MAD FATE
Alors qu’un tueur rôde, un diseur de bonne aventure pataud croise la route d’un jeune homme fasciné par le meurtre, dont il aimerait changer le destin avant qu’il ne passe à l’acte.
Critique du film
Est-ce qu’on peut modifier la trajectoire du destin ? C’est en tous cas ce que s’échine à faire The Master, un diseur de bonne aventure Hongkongais qui tente de transformer le karma de ses clients condamnés par le sort. Après sa rencontre avec Siu-tung, un jeune homme dérangé et hanté par un désir profond de commettre un crime, il va tout mettre en œuvre pour lui éviter de passer à l’acte et de finir alors en prison. En parallèle, un tueur en série sévit dans le même quartier et trucide les prostituées dès qu’il pleut. Le savant fou et le psychopathe vont chacun l’utiliser pour arriver à leurs buts.
Vaste programme, donc, que nous concocte Soi Cheang quelques mois seulement après le succès en salles de son Limbo qui fut justement présenté à l’Étrange Festival il y a deux ans. Dès les premières images, Mad Fate nous entraîne dans un monde survolté, avec un rythme délirant qui ne faiblira pas. C’est est une œuvre ample, dense, parfois éreintante tant elle fourmille d’idées, de plans et de revirements de situation.
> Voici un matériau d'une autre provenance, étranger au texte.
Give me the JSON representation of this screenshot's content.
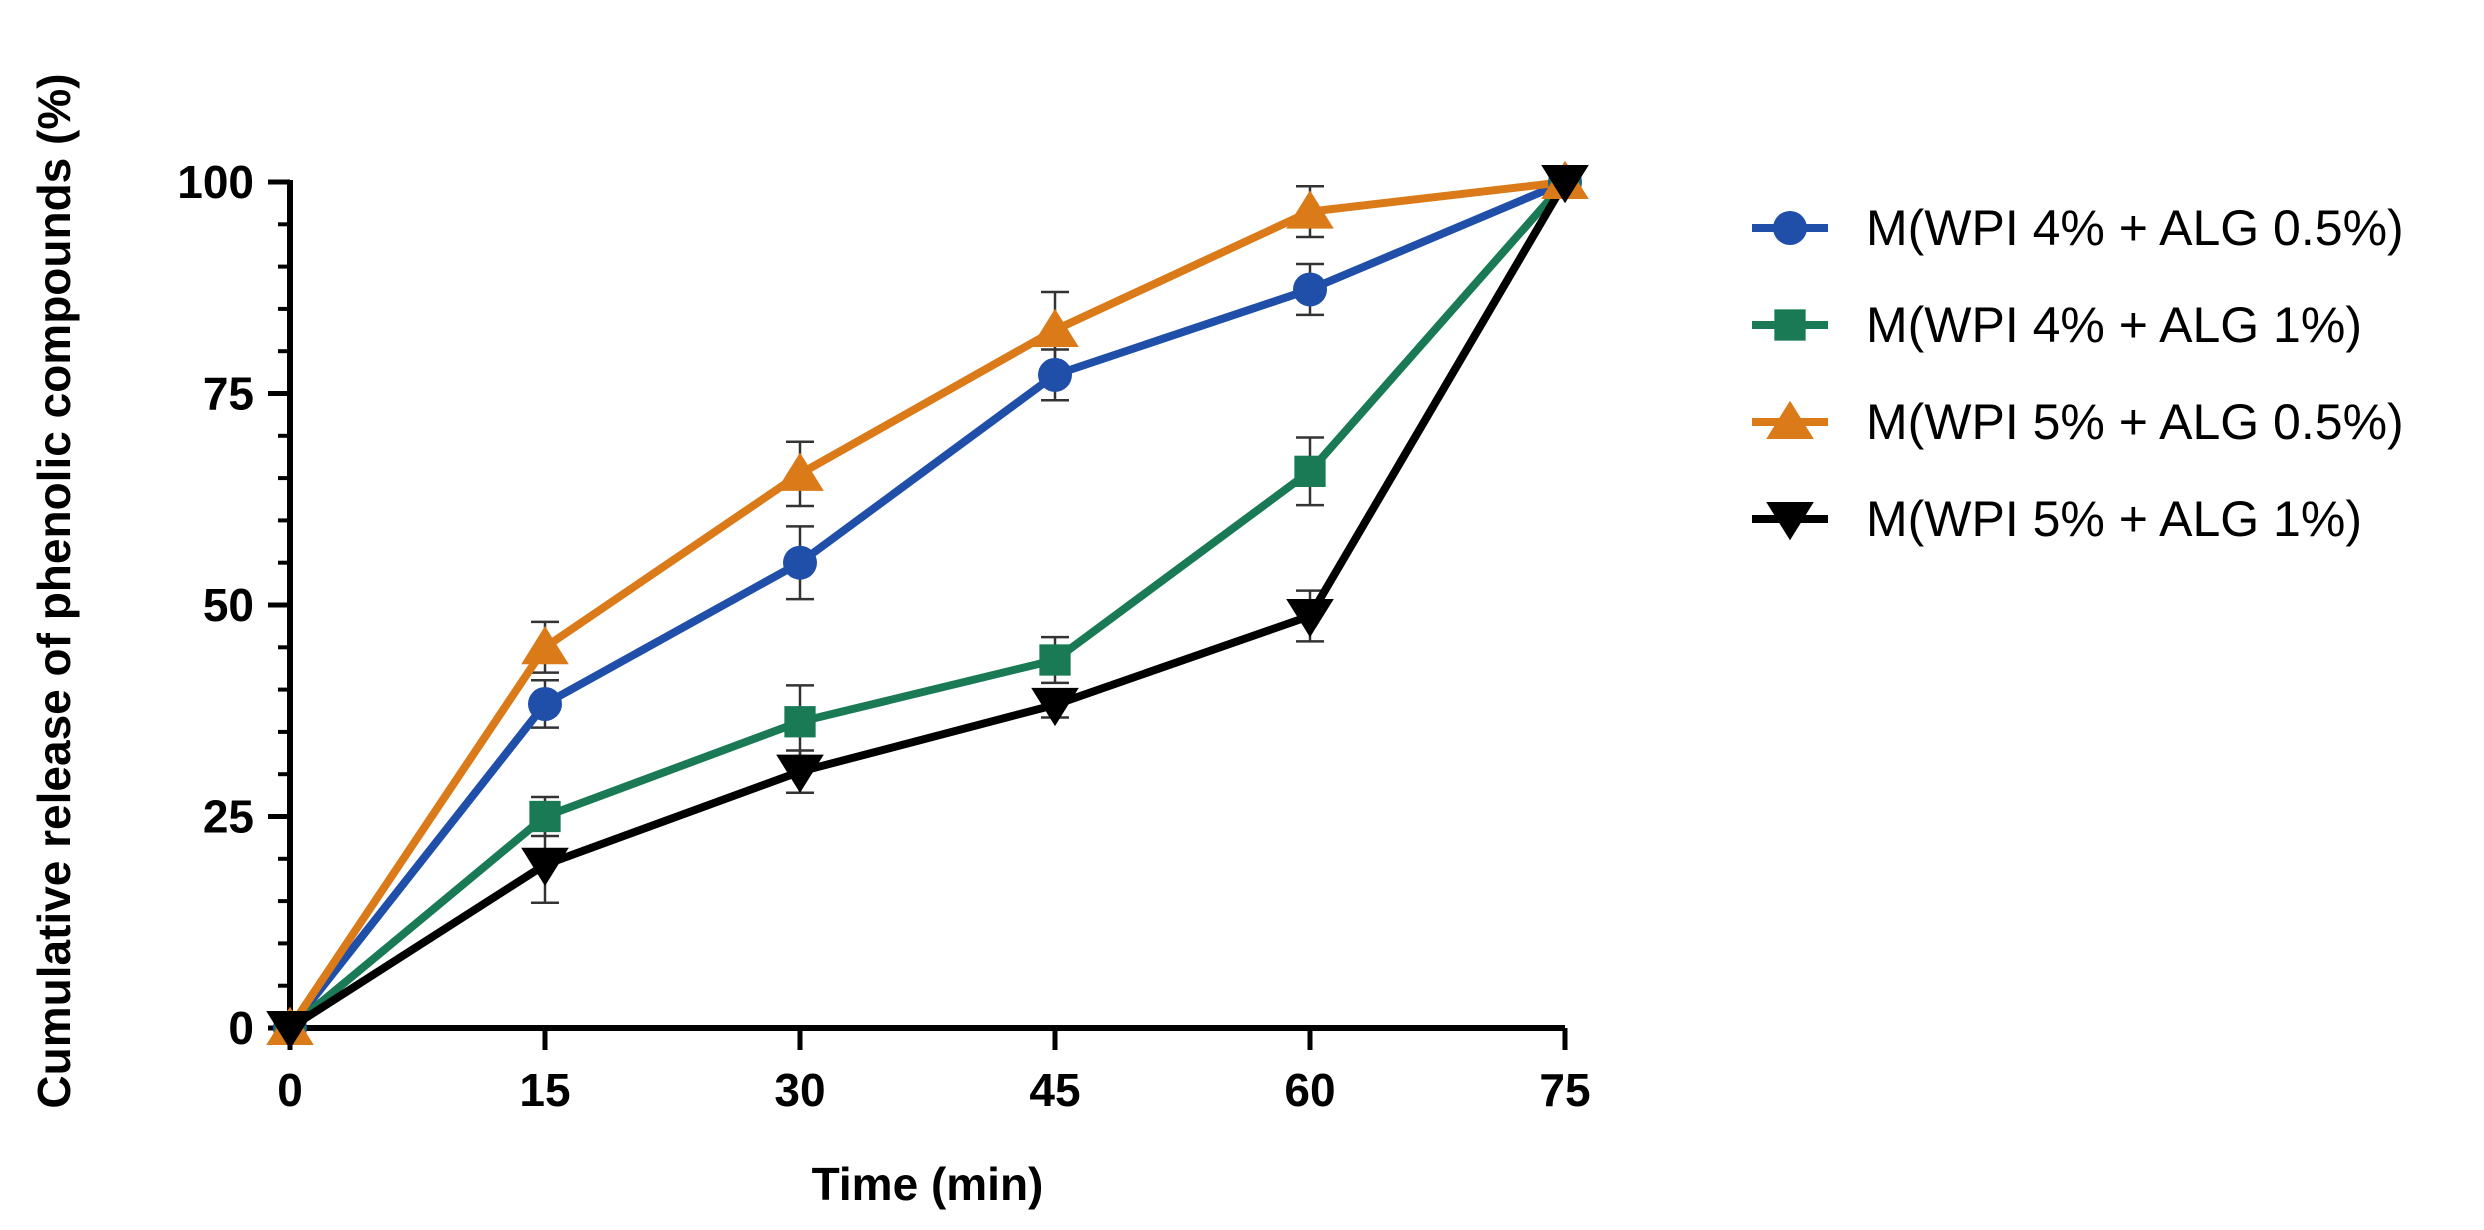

C’est aussi un film qui porte bien son nom car, en plus d’évoquer le destin, il est ici essentiellement question de folies.
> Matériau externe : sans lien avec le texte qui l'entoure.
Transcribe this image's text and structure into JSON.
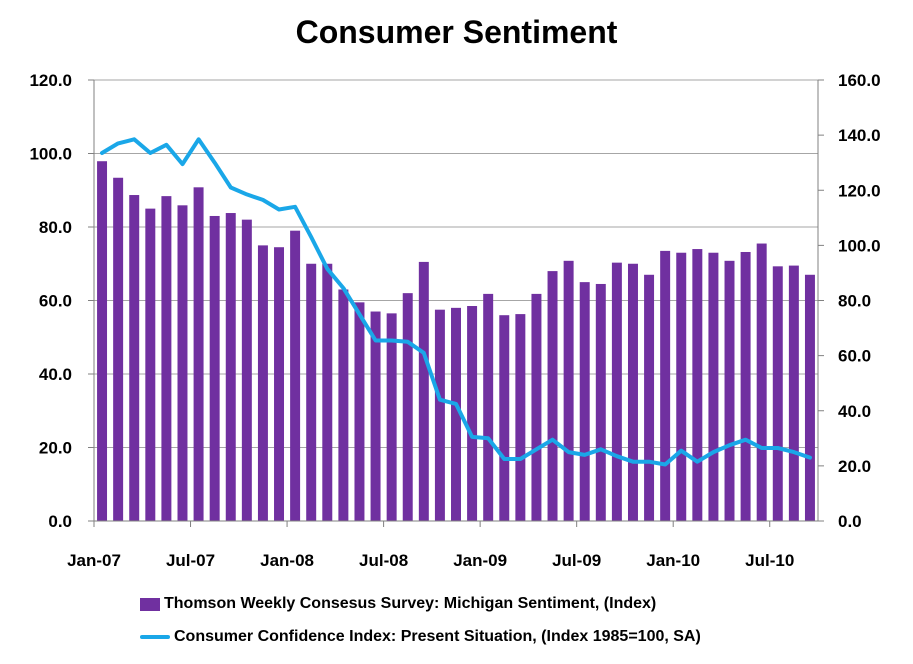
{
  "chart_data": {
    "type": "bar+line",
    "title": "Consumer Sentiment",
    "x_tick_labels": [
      "Jan-07",
      "Jul-07",
      "Jan-08",
      "Jul-08",
      "Jan-09",
      "Jul-09",
      "Jan-10",
      "Jul-10"
    ],
    "y_left": {
      "ylim": [
        0,
        120
      ],
      "ticks": [
        "0.0",
        "20.0",
        "40.0",
        "60.0",
        "80.0",
        "100.0",
        "120.0"
      ]
    },
    "y_right": {
      "ylim": [
        0,
        160
      ],
      "ticks": [
        "0.0",
        "20.0",
        "40.0",
        "60.0",
        "80.0",
        "100.0",
        "120.0",
        "140.0",
        "160.0"
      ]
    },
    "grid": true,
    "legend_position": "bottom",
    "months": [
      "Jan-07",
      "Feb-07",
      "Mar-07",
      "Apr-07",
      "May-07",
      "Jun-07",
      "Jul-07",
      "Aug-07",
      "Sep-07",
      "Oct-07",
      "Nov-07",
      "Dec-07",
      "Jan-08",
      "Feb-08",
      "Mar-08",
      "Apr-08",
      "May-08",
      "Jun-08",
      "Jul-08",
      "Aug-08",
      "Sep-08",
      "Oct-08",
      "Nov-08",
      "Dec-08",
      "Jan-09",
      "Feb-09",
      "Mar-09",
      "Apr-09",
      "May-09",
      "Jun-09",
      "Jul-09",
      "Aug-09",
      "Sep-09",
      "Oct-09",
      "Nov-09",
      "Dec-09",
      "Jan-10",
      "Feb-10",
      "Mar-10",
      "Apr-10",
      "May-10",
      "Jun-10",
      "Jul-10",
      "Aug-10",
      "Sep-10"
    ],
    "series": [
      {
        "name": "Thomson Weekly Consesus Survey: Michigan Sentiment, (Index)",
        "type": "bar",
        "axis": "left",
        "color": "#7030a0",
        "values": [
          97.9,
          93.4,
          88.7,
          85.0,
          88.4,
          85.9,
          90.8,
          83.0,
          83.8,
          82.0,
          75.0,
          74.5,
          79.0,
          70.0,
          70.0,
          63.0,
          59.5,
          57.0,
          56.5,
          62.0,
          70.5,
          57.5,
          58.0,
          58.5,
          61.8,
          56.0,
          56.3,
          61.8,
          68.0,
          70.8,
          65.0,
          64.5,
          70.3,
          70.0,
          67.0,
          73.5,
          73.0,
          74.0,
          73.0,
          70.8,
          73.2,
          75.5,
          69.3,
          69.5,
          67.0
        ]
      },
      {
        "name": "Consumer Confidence Index: Present Situation, (Index 1985=100, SA)",
        "type": "line",
        "axis": "right",
        "color": "#1aa7e8",
        "values": [
          133.5,
          137.0,
          138.5,
          133.5,
          136.5,
          129.5,
          138.5,
          130.0,
          121.0,
          118.5,
          116.5,
          113.0,
          114.0,
          103.0,
          91.5,
          84.5,
          75.0,
          65.5,
          65.5,
          65.0,
          61.0,
          44.0,
          42.5,
          30.5,
          30.0,
          22.5,
          22.5,
          26.0,
          29.5,
          25.0,
          24.0,
          26.0,
          23.5,
          21.5,
          21.5,
          20.5,
          25.5,
          21.5,
          25.0,
          27.5,
          29.5,
          26.5,
          26.5,
          25.0,
          23.0
        ]
      }
    ]
  }
}
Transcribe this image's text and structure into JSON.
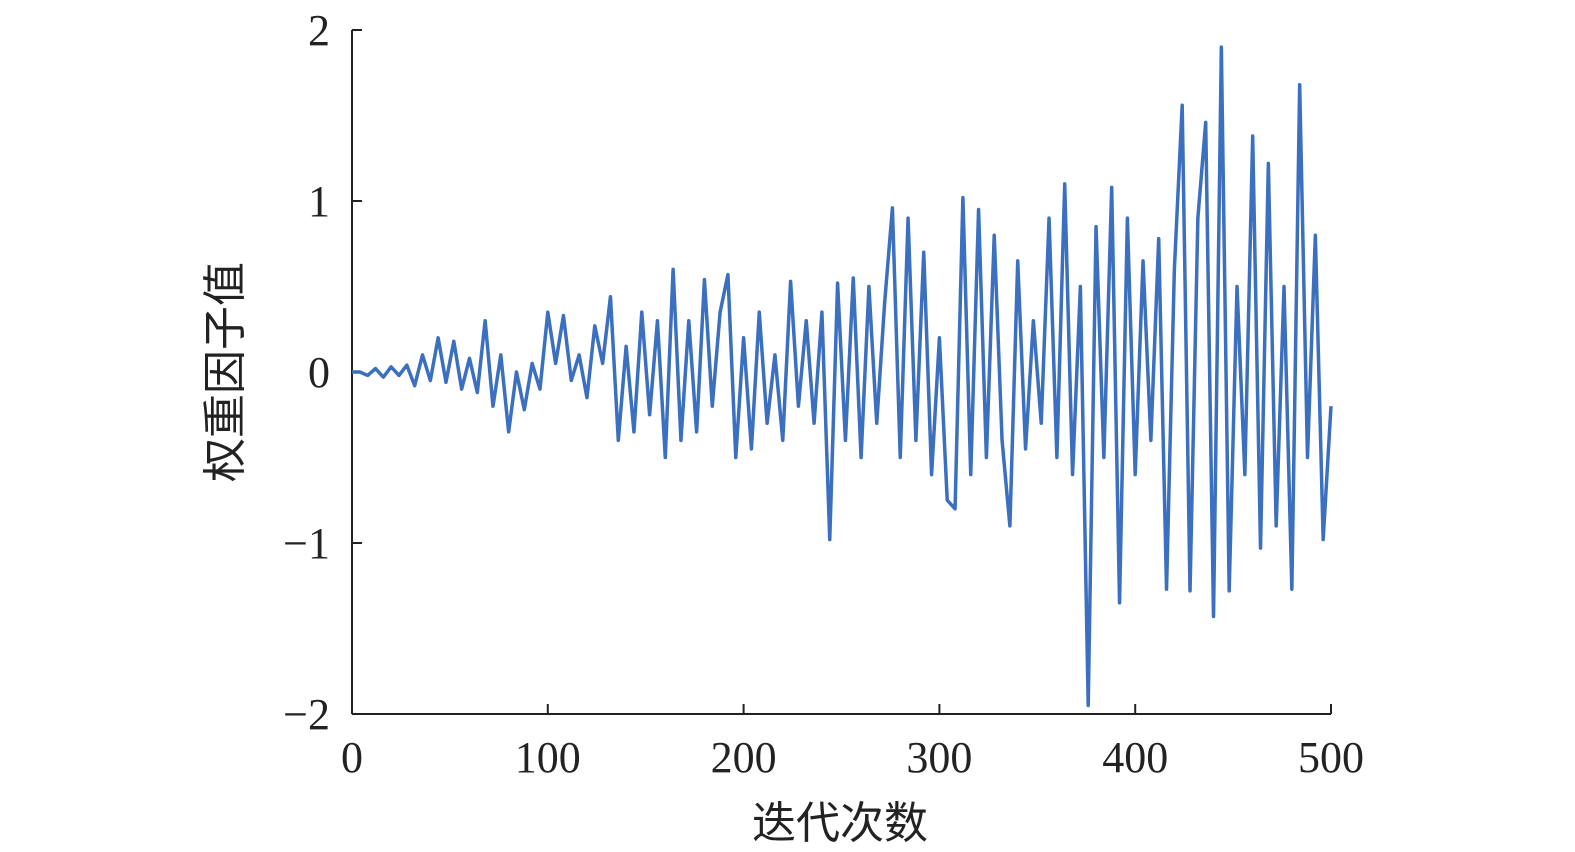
{
  "chart_data": {
    "type": "line",
    "xlabel": "迭代次数",
    "ylabel": "权重因子值",
    "x": [
      0,
      4,
      8,
      12,
      16,
      20,
      24,
      28,
      32,
      36,
      40,
      44,
      48,
      52,
      56,
      60,
      64,
      68,
      72,
      76,
      80,
      84,
      88,
      92,
      96,
      100,
      104,
      108,
      112,
      116,
      120,
      124,
      128,
      132,
      136,
      140,
      144,
      148,
      152,
      156,
      160,
      164,
      168,
      172,
      176,
      180,
      184,
      188,
      192,
      196,
      200,
      204,
      208,
      212,
      216,
      220,
      224,
      228,
      232,
      236,
      240,
      244,
      248,
      252,
      256,
      260,
      264,
      268,
      272,
      276,
      280,
      284,
      288,
      292,
      296,
      300,
      304,
      308,
      312,
      316,
      320,
      324,
      328,
      332,
      336,
      340,
      344,
      348,
      352,
      356,
      360,
      364,
      368,
      372,
      376,
      380,
      384,
      388,
      392,
      396,
      400,
      404,
      408,
      412,
      416,
      420,
      424,
      428,
      432,
      436,
      440,
      444,
      448,
      452,
      456,
      460,
      464,
      468,
      472,
      476,
      480,
      484,
      488,
      492,
      496,
      500
    ],
    "series": [
      {
        "name": "权重因子值",
        "color": "#3b6fc0",
        "values": [
          0,
          0,
          -0.02,
          0.02,
          -0.03,
          0.03,
          -0.02,
          0.04,
          -0.08,
          0.1,
          -0.05,
          0.2,
          -0.06,
          0.18,
          -0.1,
          0.08,
          -0.12,
          0.3,
          -0.2,
          0.1,
          -0.35,
          0,
          -0.22,
          0.05,
          -0.1,
          0.35,
          0.05,
          0.33,
          -0.05,
          0.1,
          -0.15,
          0.27,
          0.05,
          0.44,
          -0.4,
          0.15,
          -0.35,
          0.35,
          -0.25,
          0.3,
          -0.5,
          0.6,
          -0.4,
          0.3,
          -0.35,
          0.54,
          -0.2,
          0.35,
          0.57,
          -0.5,
          0.2,
          -0.45,
          0.35,
          -0.3,
          0.1,
          -0.4,
          0.53,
          -0.2,
          0.3,
          -0.3,
          0.35,
          -0.98,
          0.52,
          -0.4,
          0.55,
          -0.5,
          0.5,
          -0.3,
          0.4,
          0.96,
          -0.5,
          0.9,
          -0.4,
          0.7,
          -0.6,
          0.2,
          -0.75,
          -0.8,
          1.02,
          -0.6,
          0.95,
          -0.5,
          0.8,
          -0.4,
          -0.9,
          0.65,
          -0.45,
          0.3,
          -0.3,
          0.9,
          -0.5,
          1.1,
          -0.6,
          0.5,
          -1.95,
          0.85,
          -0.5,
          1.08,
          -1.35,
          0.9,
          -0.6,
          0.65,
          -0.4,
          0.78,
          -1.27,
          0.6,
          1.56,
          -1.28,
          0.9,
          1.46,
          -1.43,
          1.9,
          -1.28,
          0.5,
          -0.6,
          1.38,
          -1.03,
          1.22,
          -0.9,
          0.5,
          -1.27,
          1.68,
          -0.5,
          0.8,
          -0.98,
          -0.2
        ]
      }
    ],
    "xlim": [
      0,
      500
    ],
    "xticks": [
      0,
      100,
      200,
      300,
      400,
      500
    ],
    "ylim": [
      -2,
      2
    ],
    "yticks": [
      {
        "value": -2,
        "label": "−2"
      },
      {
        "value": -1,
        "label": "−1"
      },
      0,
      1,
      2
    ]
  }
}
À juste titre, on y voit toute une galerie de protagonistes chacuns atteint d’une sorte de démence qui leur est propre et qui scellera leur destin. Entre des croyances matérialisées par diverses breloques, des pulsions aussi inassouvies qu’inextinguibles, des obsessions de justice et des meurtres sadiques, Mad Fate nous mène des cimetières aux quartiers chauds de cette ville-monde à travers la psyché de ses personnages.
Un soin particulier est apporté à la photo, opérée par Siu-Keung Cheng, dont le rendu évolue au gré de la progression de l’histoire. Ainsi, on entre dans le film au milieu d’une atmosphère chaude et colorée qui use des néons vert et rose, puis, au fur et à mesure que les héros s’embourbent dans leur expériences, l’image s’assèche pour devenir froide et légèrement désaturée. Ce procédé qui réussit à véhiculer le désespoir torturant nos héros est aussi une manière de faire basculer le film dans une autre dimension. On passe en effet d’une ambiance joyeusement foutraque à quelque chose de plus sombre, comme si l’on entrait dans les âmes malades de personnes qui ne trouvent pas d’issues à leurs tourments.
Visuellement, la première partie rappelle le cinéma de Johnnie To et en particulier son film Judo, ce qui n’est peut-être pas un hasard quand on sait que le célèbre réalisateur officie en tant que producteur sur le film de son disciple. Découvert en France 2009 avec son sidérant Accident, Soi Cheang est donc bien parti pour reprendre le flambeau du thriller Hongkongais, devenu un genre à lui tout seul, et dont il semble habilement jouer avec des codes qu’il s’est parfaitement approprié.